Regardless of toxicology results, fans should remember Cory as an amazing artist

Jul 16, 2013 09:24 GMT  ·  By
Richard Monteith leads fan tribute for Cory Monteith outside the Vancouver hotel he died in
   Richard Monteith leads fan tribute for Cory Monteith outside the Vancouver hotel he died in

“Glee” actor Cory Monteith died at the weekend of a supposed drug overdose, at the age of 31. With toxicology results expected for this week, his cousin, Richard Monteith, is urging fans and the media to remember Cory as the amazing artist and human being he was.

In the first television interview since the actor’s death and in the eve of the announcement with the official cause of death, Richard pleads with fans.

“Please don’t judge on what is gonna be coming out,” he says, as cited by the Daily Mail.

“Glass half full. All the good things that he’s done. There’s more things on that side to focus on. Cory was beautifully genuine. He would do anything for anyone. Give you the shirt off his back,” Richard explains.

He says that, while fans were shocked to hear of Cory’s death, he was even more surprised because he didn’t know there was a problem.

“I didn’t see it coming. As guys, we didn’t really talk too much about problems,” he explains.

“But for me, anyways, that’s not the focus. People are gonna focus on this last chapter as a bad thing. Don’t use the last chapter do judge someone’s life… Because his life is full of beautiful stories and failures and successes,” Richard continues.

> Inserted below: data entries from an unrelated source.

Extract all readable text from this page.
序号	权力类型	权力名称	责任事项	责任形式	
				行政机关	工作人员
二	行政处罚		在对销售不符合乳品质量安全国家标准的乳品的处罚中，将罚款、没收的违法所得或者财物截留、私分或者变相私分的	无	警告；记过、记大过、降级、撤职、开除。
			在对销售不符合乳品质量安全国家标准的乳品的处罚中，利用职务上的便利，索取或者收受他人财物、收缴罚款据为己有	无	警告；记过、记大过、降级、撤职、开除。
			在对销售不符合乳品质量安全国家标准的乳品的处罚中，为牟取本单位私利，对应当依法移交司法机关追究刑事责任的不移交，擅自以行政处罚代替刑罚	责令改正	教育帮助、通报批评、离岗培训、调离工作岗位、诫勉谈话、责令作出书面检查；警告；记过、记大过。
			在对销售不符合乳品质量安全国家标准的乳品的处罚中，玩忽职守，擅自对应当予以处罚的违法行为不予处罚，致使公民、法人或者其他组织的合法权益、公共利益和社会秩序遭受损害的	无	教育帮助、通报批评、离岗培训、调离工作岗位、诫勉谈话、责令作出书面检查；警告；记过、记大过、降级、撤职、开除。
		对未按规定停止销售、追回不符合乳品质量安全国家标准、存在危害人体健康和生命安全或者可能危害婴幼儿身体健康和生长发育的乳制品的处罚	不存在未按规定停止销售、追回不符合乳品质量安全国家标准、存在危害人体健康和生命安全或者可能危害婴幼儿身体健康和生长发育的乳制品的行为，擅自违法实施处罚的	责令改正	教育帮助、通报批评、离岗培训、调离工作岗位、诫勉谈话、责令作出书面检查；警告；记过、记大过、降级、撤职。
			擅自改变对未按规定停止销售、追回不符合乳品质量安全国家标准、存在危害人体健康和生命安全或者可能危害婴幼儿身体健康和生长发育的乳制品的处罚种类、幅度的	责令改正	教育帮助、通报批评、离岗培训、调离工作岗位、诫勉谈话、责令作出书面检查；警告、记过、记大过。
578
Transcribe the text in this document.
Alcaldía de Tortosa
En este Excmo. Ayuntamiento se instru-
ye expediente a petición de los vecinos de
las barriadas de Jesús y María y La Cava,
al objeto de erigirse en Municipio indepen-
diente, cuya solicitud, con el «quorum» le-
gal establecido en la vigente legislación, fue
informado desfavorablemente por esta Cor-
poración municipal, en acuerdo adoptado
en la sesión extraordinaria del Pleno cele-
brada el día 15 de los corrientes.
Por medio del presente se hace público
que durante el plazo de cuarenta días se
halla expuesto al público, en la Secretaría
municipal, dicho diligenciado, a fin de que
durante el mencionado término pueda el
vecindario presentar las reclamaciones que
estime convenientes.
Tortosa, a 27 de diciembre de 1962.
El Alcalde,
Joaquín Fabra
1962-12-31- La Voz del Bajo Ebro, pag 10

“It doesn’t matter about his problems. It matters about the lives he changed. It matters that he was genuine,” he adds.

Police have ruled out foul play as the cause of death. Reports indicate that Cory spent his final night out on the town with friends, returning to his hotel room alone.

His body was found hours after death by hotel staff who came up because he had missed his check-out.

Cory never made a secret of his severe drug addiction but, in April this year, he checked into rehab again for 30 days, as part of his continued efforts to stay clean.